Un aspetto di rilievo è la forte polarizzazione tra Nord e Sud del Paese: le ultime otto regioni appartengono all’Italia meridionale e insulare. In questo quadro complessivo, però, il ranking della dimensione relativa agli indicatori di spesa vede la Sardegna al primo posto, poco distante dalla Pubblica amministrazione (Pa) di Trento. Dal lato opposto della classifica spicca la posizione del Veneto, che si colloca al penultimo posto. Il Welfare Italia Index ha identificato infatti a livello regionale i punti di forza e le aree di criticità in cui è necessario intervenire.
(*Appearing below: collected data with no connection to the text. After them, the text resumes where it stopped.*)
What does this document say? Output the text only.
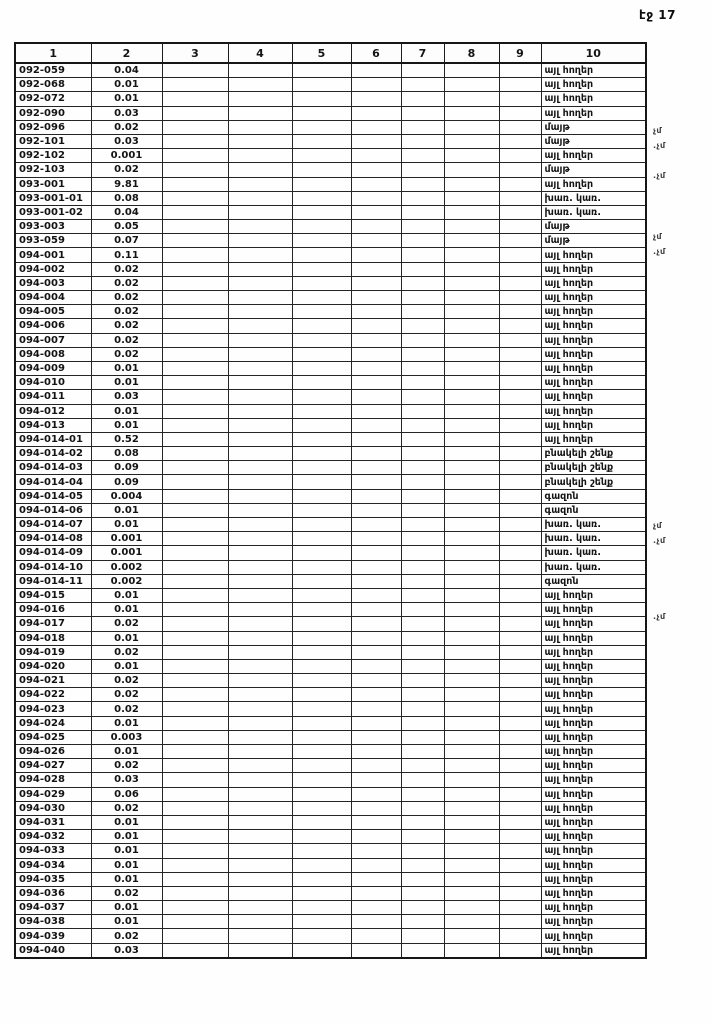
էջ 17
1	2	3	4	5	6	7	8	9	10
092-059	0.04								այլ հողեր
092-068	0.01								այլ հողեր
092-072	0.01								այլ հողեր
092-090	0.03								այլ հողեր
092-096	0.02								մայթ
092-101	0.03								մայթ
092-102	0.001								այլ հողեր
092-103	0.02								մայթ
093-001	9.81								այլ հողեր
093-001-01	0.08								խառ. կառ.
093-001-02	0.04								խառ. կառ.
093-003	0.05								մայթ
093-059	0.07								մայթ
094-001	0.11								այլ հողեր
094-002	0.02								այլ հողեր
094-003	0.02								այլ հողեր
094-004	0.02								այլ հողեր
094-005	0.02								այլ հողեր
094-006	0.02								այլ հողեր
094-007	0.02								այլ հողեր
094-008	0.02								այլ հողեր
094-009	0.01								այլ հողեր
094-010	0.01								այլ հողեր
094-011	0.03								այլ հողեր
094-012	0.01								այլ հողեր
094-013	0.01								այլ հողեր
094-014-01	0.52								այլ հողեր
094-014-02	0.08								բնակելի շենք
094-014-03	0.09								բնակելի շենք
094-014-04	0.09								բնակելի շենք
094-014-05	0.004								գազոն
094-014-06	0.01								գազոն
094-014-07	0.01								խառ. կառ.
094-014-08	0.001								խառ. կառ.
094-014-09	0.001								խառ. կառ.
094-014-10	0.002								խառ. կառ.
094-014-11	0.002								գազոն
094-015	0.01								այլ հողեր
094-016	0.01								այլ հողեր
094-017	0.02								այլ հողեր
094-018	0.01								այլ հողեր
094-019	0.02								այլ հողեր
094-020	0.01								այլ հողեր
094-021	0.02								այլ հողեր
094-022	0.02								այլ հողեր
094-023	0.02								այլ հողեր
094-024	0.01								այլ հողեր
094-025	0.003								այլ հողեր
094-026	0.01								այլ հողեր
094-027	0.02								այլ հողեր
094-028	0.03								այլ հողեր
094-029	0.06								այլ հողեր
094-030	0.02								այլ հողեր
094-031	0.01								այլ հողեր
094-032	0.01								այլ հողեր
094-033	0.01								այլ հողեր
094-034	0.01								այլ հողեր
094-035	0.01								այլ հողեր
094-036	0.02								այլ հողեր
094-037	0.01								այլ հողեր
094-038	0.01								այլ հողեր
094-039	0.02								այլ հողեր
094-040	0.03								այլ հողեր
չմ
.չմ
.չմ
չմ
.չմ
չմ
.չմ
.չմ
I Kpi riguardano le politiche sociali, la sanità, la previdenza, l’educazione e la formazione. Provengono da database regionali e nazionali, e attraverso un processo di analisi viene confrontata la risposta – in termini di risorse spese e indicatori strutturali – del welfare dei diversi territori.

 

Previdenza complementare e poca disoccupazione: il successo di Bolzano e del Veneto

 

Il secondo posto della Pa di Bolzano nella componente strutturale è sostenuto da Kpi come la percentuale di cittadini inattivi (solo l’1% del totale), una disoccupazione bassa (2,9%) e un alto tasso di partecipazione a forme pensionistiche complementari (superiore al 40% della forza lavoro), che rivela una buona predisposizione al ricorso a forme di welfare integrativo. Passando alla classifica degli indicatori di spesa, oltre a quella sanitaria privata Bolzano presenta elevati investimenti anche per la componente pubblica. A titolo esemplificativo, la cittadina ha una spesa pro capite in interventi e servizi sociali pari a 597 euro (contro i 119 euro della media italiana). Nel report si sottolinea però che questi livelli di spesa si riferiscono a luoghi di ampiezza limitata e con la possibilità di godere dei privilegi di un territorio a statuto speciale.

 

Il Veneto, invece, si trova in uno scenario quasi estremo: da un lato si posiziona al penultimo posto rispetto ai Kpi di spesa – davanti alla sola Basilicata – ma, dall’altro lato, spicca al quarto posto rispetto ai risultati visibili negli indicatori strutturali. In particolare, la regione primeggia in tasso di partecipazione a forme pensionistiche integrative (terza regione nel Paese insieme al Friuli-Venezia Giulia) e per il basso tasso di Neet tra i giovani (14,3%). Questa apparente contraddizione è spiegata dal forte insediamento di imprese produttive nel territorio, che mantiene bassa la disoccupazione (con il 5,6%, il Veneto presenta uno dei tassi di disoccupazione tra i più bassi a livello nazionale) e – parallelamente – consente di avere livelli più alti di partecipazione a forme di welfare integrativo. In sintesi, il posizionamento complessivo del Veneto è attribuibile a dinamiche economico-sociali che vanno oltre i limiti della capacità di risposta del sistema di welfare.